– Очень хорошо. Я рад, что все пресчастливо обошлось, – сказал куратор. – Пройдемте, сударь вы мой, в кабинет, – жестом памятника с Октябрьской площади, характерным и запоминающимся, он указал на очередную высокую дверь. – Извольте. Там нам будет удобнее-с.

В кабинете оказался еще один монструозный диван, и хозяин квартиры усадил Кутасова на него. Пружины мягко приняли вес Микки, спинка вежливо обняла его с двух сторон, а боковой валик удобно лег под локоть. Комфортно, черт возьми… – умели же делать.

Сам куратор уселся в кресло, пододвинутое к столу с зеленой бархатной подложкой. За спиной хозяина располагался высокий, плотно набитый книгами шкаф. Книги вообще были везде: помимо полок, лежали на столе, громоздились высокими стопками на полу. Не считая книг, кругом имелось много разного прочего эстетического хлама: часы с тяжелым маятником на стене, фарфоровые фигурки на тех же полках, странные перетянутые колбы, наполненные песком, и прочее…

– Ну-с, молодой человек. Будем знакомиться по-настоящему, – сказал хозяин, отодвигая в сторону массивный альбом с глянцевой суперобложкой и укладывая руки с толстыми пальцами на суконную столешницу.

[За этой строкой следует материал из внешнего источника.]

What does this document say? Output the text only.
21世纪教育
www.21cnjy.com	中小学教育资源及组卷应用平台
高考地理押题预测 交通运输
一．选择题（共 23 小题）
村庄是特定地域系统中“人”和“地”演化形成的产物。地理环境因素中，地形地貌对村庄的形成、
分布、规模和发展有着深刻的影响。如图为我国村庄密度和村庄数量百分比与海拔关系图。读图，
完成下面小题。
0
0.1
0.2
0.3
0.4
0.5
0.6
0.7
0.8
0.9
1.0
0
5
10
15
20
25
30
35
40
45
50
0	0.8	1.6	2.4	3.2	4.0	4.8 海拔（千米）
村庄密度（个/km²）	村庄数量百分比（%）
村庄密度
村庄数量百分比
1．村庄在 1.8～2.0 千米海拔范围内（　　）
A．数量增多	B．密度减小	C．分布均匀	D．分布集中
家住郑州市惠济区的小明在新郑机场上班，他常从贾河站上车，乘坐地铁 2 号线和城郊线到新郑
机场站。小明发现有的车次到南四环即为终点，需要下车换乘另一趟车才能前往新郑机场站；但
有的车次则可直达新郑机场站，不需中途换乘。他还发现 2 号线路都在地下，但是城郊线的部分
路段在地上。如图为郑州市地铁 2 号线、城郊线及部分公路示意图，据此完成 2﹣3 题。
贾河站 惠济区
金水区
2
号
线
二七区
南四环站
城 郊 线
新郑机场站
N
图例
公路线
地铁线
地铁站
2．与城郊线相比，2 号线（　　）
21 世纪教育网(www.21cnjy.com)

Кутасов кивнул. Небольшой кабинет освещался лишь лампой, стоящей на столе куратора, ее зеленый абажур отправлял поток теплого света вниз на палевый ковер. Микке было уютно, пахло старой бумагой, кожей, занавеска на открытом окне, впуская влажный уличный воздух, успокаивающе качалась.

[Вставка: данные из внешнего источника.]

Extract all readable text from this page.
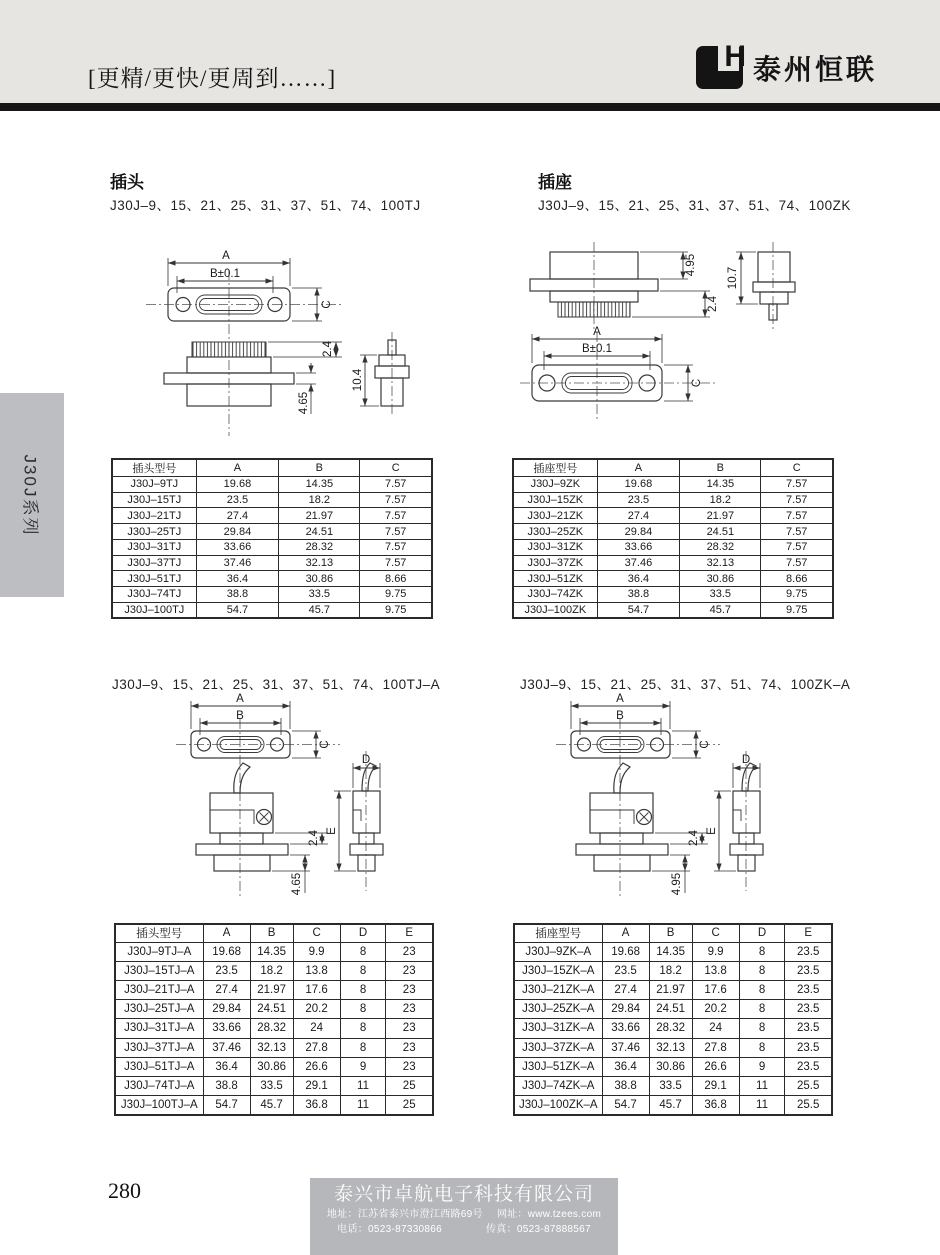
[更精/更快/更周到……]
H 泰州恒联
J30J系列
插头
J30J–9、15、21、25、31、37、51、74、100TJ
插座
J30J–9、15、21、25、31、37、51、74、100ZK
J30J–9、15、21、25、31、37、51、74、100TJ–A	J30J–9、15、21、25、31、37、51、74、100ZK–A
A
B±0.1
C
2.4
4.65
10.4
4.95
2.4
10.7
A
B±0.1
C
A
B
C
2.4
4.65
D
E
A
B
C
2.4
4.95
D
E
插头型号	A	B	C
J30J–9TJ	19.68	14.35	7.57
J30J–15TJ	23.5	18.2	7.57
J30J–21TJ	27.4	21.97	7.57
J30J–25TJ	29.84	24.51	7.57
J30J–31TJ	33.66	28.32	7.57
J30J–37TJ	37.46	32.13	7.57
J30J–51TJ	36.4	30.86	8.66
J30J–74TJ	38.8	33.5	9.75
J30J–100TJ	54.7	45.7	9.75
插座型号	A	B	C
J30J–9ZK	19.68	14.35	7.57
J30J–15ZK	23.5	18.2	7.57
J30J–21ZK	27.4	21.97	7.57
J30J–25ZK	29.84	24.51	7.57
J30J–31ZK	33.66	28.32	7.57
J30J–37ZK	37.46	32.13	7.57
J30J–51ZK	36.4	30.86	8.66
J30J–74ZK	38.8	33.5	9.75
J30J–100ZK	54.7	45.7	9.75
插头型号	A	B	C	D	E
J30J–9TJ–A	19.68	14.35	9.9	8	23
J30J–15TJ–A	23.5	18.2	13.8	8	23
J30J–21TJ–A	27.4	21.97	17.6	8	23
J30J–25TJ–A	29.84	24.51	20.2	8	23
J30J–31TJ–A	33.66	28.32	24	8	23
J30J–37TJ–A	37.46	32.13	27.8	8	23
J30J–51TJ–A	36.4	30.86	26.6	9	23
J30J–74TJ–A	38.8	33.5	29.1	11	25
J30J–100TJ–A	54.7	45.7	36.8	11	25
插座型号	A	B	C	D	E
J30J–9ZK–A	19.68	14.35	9.9	8	23.5
J30J–15ZK–A	23.5	18.2	13.8	8	23.5
J30J–21ZK–A	27.4	21.97	17.6	8	23.5
J30J–25ZK–A	29.84	24.51	20.2	8	23.5
J30J–31ZK–A	33.66	28.32	24	8	23.5
J30J–37ZK–A	37.46	32.13	27.8	8	23.5
J30J–51ZK–A	36.4	30.86	26.6	9	23.5
J30J–74ZK–A	38.8	33.5	29.1	11	25.5
J30J–100ZK–A	54.7	45.7	36.8	11	25.5
280	泰兴市卓航电子科技有限公司
地址：江苏省泰兴市澄江西路69号 网址：www.tzees.com
电话：0523-87330866	传真：0523-87888567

– Мои соседи знают меня, как Порфирия Карловича Пельца, астрофизика: преподавателя и лектора – находящегося нынче на заслуженной пенсии, – куратор говорил неспешно, размеренно, акцентируя сказанное кивками тяжелой головы. – Вы зовите меня так же, меня это очень устраивает, совершенно незачем испытывать ваши голосовые связки. А вы, будем считать, для всех… хм тутошних, мой юный коллега, студент или аспирант… С вашим досье, милостивый государь, я уже самым тщательным образом ознакомился, сделал на ваш счет кое-какие выводцы, но они, конечно, пока очень и очень предварительные. Хе-хе. Что могут сказать о человеке сухие документы? Ну да это ничего-с. День за днем мы познакомимся с вами получше и решим, какие шаги нужно будет нам предпринять, чтобы вернуть вас в лоно, так сказать, цивилизованного мира. Такой план… А пока вам нужно будет следовать правилам, которые я для вас установил и озвучил.

– Какой кстати у меня определен срок на Эрде? – решился спросить Кутасов. – Из приговора я не очень это понял. Извините, Порфирий Карлович. Я был очень расстроен, ошеломлен и как-то… упустил эту существенную деталь.

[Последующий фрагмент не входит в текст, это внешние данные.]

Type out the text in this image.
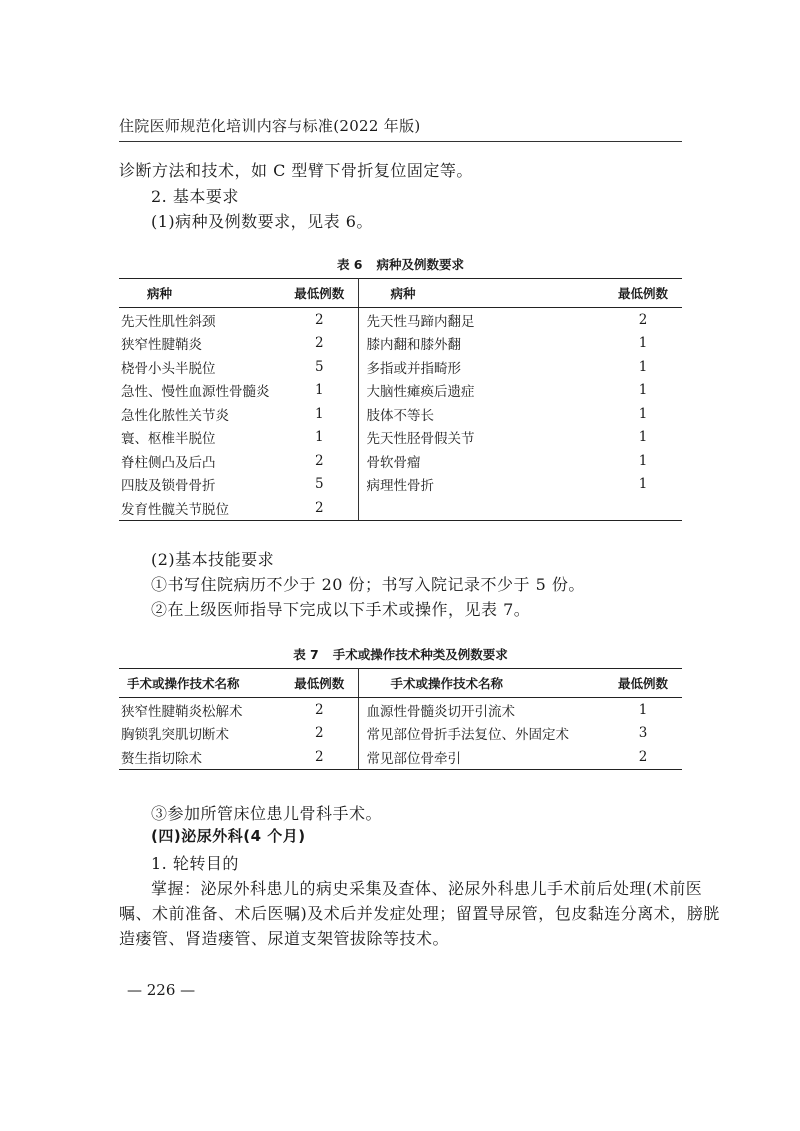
住院医师规范化培训内容与标准(2022 年版)
诊断方法和技术，如 C 型臂下骨折复位固定等。
2. 基本要求
(1)病种及例数要求，见表 6。
表 6 病种及例数要求
病种	最低例数	病种	最低例数
先天性肌性斜颈	2	先天性马蹄内翻足	2
狭窄性腱鞘炎	2	膝内翻和膝外翻	1
桡骨小头半脱位	5	多指或并指畸形	1
急性、慢性血源性骨髓炎	1	大脑性瘫痪后遗症	1
急性化脓性关节炎	1	肢体不等长	1
寰、枢椎半脱位	1	先天性胫骨假关节	1
脊柱侧凸及后凸	2	骨软骨瘤	1
四肢及锁骨骨折	5	病理性骨折	1
发育性髋关节脱位	2		
(2)基本技能要求
①书写住院病历不少于 20 份；书写入院记录不少于 5 份。
②在上级医师指导下完成以下手术或操作，见表 7。
表 7 手术或操作技术种类及例数要求
手术或操作技术名称	最低例数	手术或操作技术名称	最低例数
狭窄性腱鞘炎松解术	2	血源性骨髓炎切开引流术	1
胸锁乳突肌切断术	2	常见部位骨折手法复位、外固定术	3
赘生指切除术	2	常见部位骨牵引	2
③参加所管床位患儿骨科手术。
(四)泌尿外科(4 个月)
1. 轮转目的
掌握：泌尿外科患儿的病史采集及查体、泌尿外科患儿手术前后处理(术前医
嘱、术前准备、术后医嘱)及术后并发症处理；留置导尿管，包皮黏连分离术，膀胱
造瘘管、肾造瘘管、尿道支架管拔除等技术。
— 226 —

– В том-то и дело, сударь вы мой, дорогой Микка Вацлавич, – куратор сплел пальцы на зеленом поле столешницы и перенес вес тела на локти. – В том-то и дело-с! У вас установлено наказание с оговоркой, а это означает именно то, что срок вашего пребывания под моей опекой не определен каким-либо временным промежутком и будет зависеть исключительно от собственных ваших успехов в исправлении. Поэтому будьте готовы к продолжительному нравственному труду над собой. Кропотливому, внимательному, взыскательному. Если на это потребуются годы-с, что ж, – значит, мы с вами, батюшка вы мой, используем их с пользой, а я постараюсь, чтобы вы о них в своей дальнейшей судьбе вспоминали без сожаления.

Кутасов взглянул на массивное, дородное лицо куратора: широкий лоб, большой орлиный нос над чувственным ртом, вытянутые уши, – оно полностью соответствовало его круглым плечам, его мощной и при этом рыхлой фигуре. Весь он напоминал слона, или кутавра… или другое крупное и медлительное животное. Стоило только не забывать, что эти создания лишь выглядят неповоротливыми и потому добродушными. Они могут очень легко раздавить зазевавшуюся козявку – случайно или в гневе. Неужели от этого мясистого библиофила и собирателя бесполезных древностей будет зависеть вся его судьба?